Jetzt ist auch der Groschen in Brüssel gefallen. Wie britische Medien am Dienstag übereinstimmend berichteten, geht die EU davon aus, dass ein ungeregelter Austritt Großbritanniens aus der Europäischen Union am 31. Oktober droht.

Nach Gesprächen mit dem britischen EU-Gesandten David Frost und dem Brexit-Minister Steve Barclay habe sich diese Erkenntnis jetzt als Arbeitshypothese durchgesetzt.
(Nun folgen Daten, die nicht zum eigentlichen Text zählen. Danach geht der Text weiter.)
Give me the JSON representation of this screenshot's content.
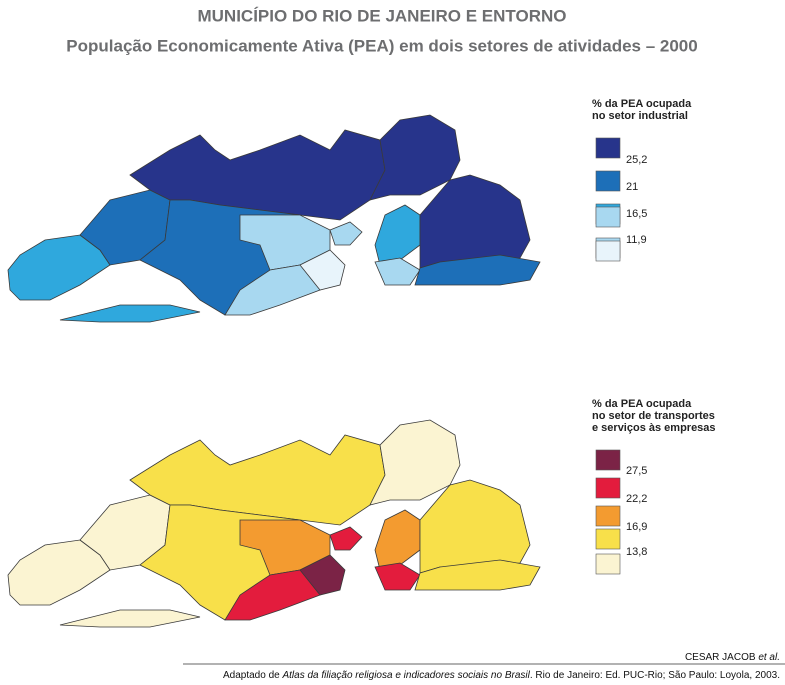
{
  "header": {
    "title": "MUNICÍPIO DO RIO DE JANEIRO E ENTORNO",
    "subtitle": "População Economicamente Ativa (PEA) em dois setores de atividades – 2000"
  },
  "maps": [
    {
      "legend": {
        "title_lines": [
          "% da PEA ocupada",
          "no setor industrial"
        ],
        "labels": [
          "25,2",
          "21",
          "16,5",
          "11,9"
        ]
      }
    },
    {
      "legend": {
        "title_lines": [
          "% da PEA ocupada",
          "no setor de transportes",
          "e serviços às empresas"
        ],
        "labels": [
          "27,5",
          "22,2",
          "16,9",
          "13,8"
        ]
      }
    }
  ],
  "footer": {
    "credit": {
      "text": "CESAR JACOB ",
      "italic": "et al."
    },
    "source": {
      "before": "Adaptado de ",
      "italic": "Atlas da filiação religiosa e indicadores sociais no Brasil",
      "after": ". Rio de Janeiro: Ed. PUC-Rio; São Paulo: Loyola, 2003."
    }
  }
}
Man akzeptiere, dass der neue Premierminister Boris Johnson „nicht blufft“ mit seiner Ankündigung, den Brexit, „komme, was wolle“, zum 31. Oktober zu vollziehen.

„Ein No Deal“, wird ein hochrangiger Beamter nach einer Lagebesprechung von EU-Unterhändlern und Diplomaten zitiert, „scheint nun das zentrale Szenario der britischen Regierung zu sein.“ Es gebe im Moment keine Basis für „sinnvolle Diskussionen“.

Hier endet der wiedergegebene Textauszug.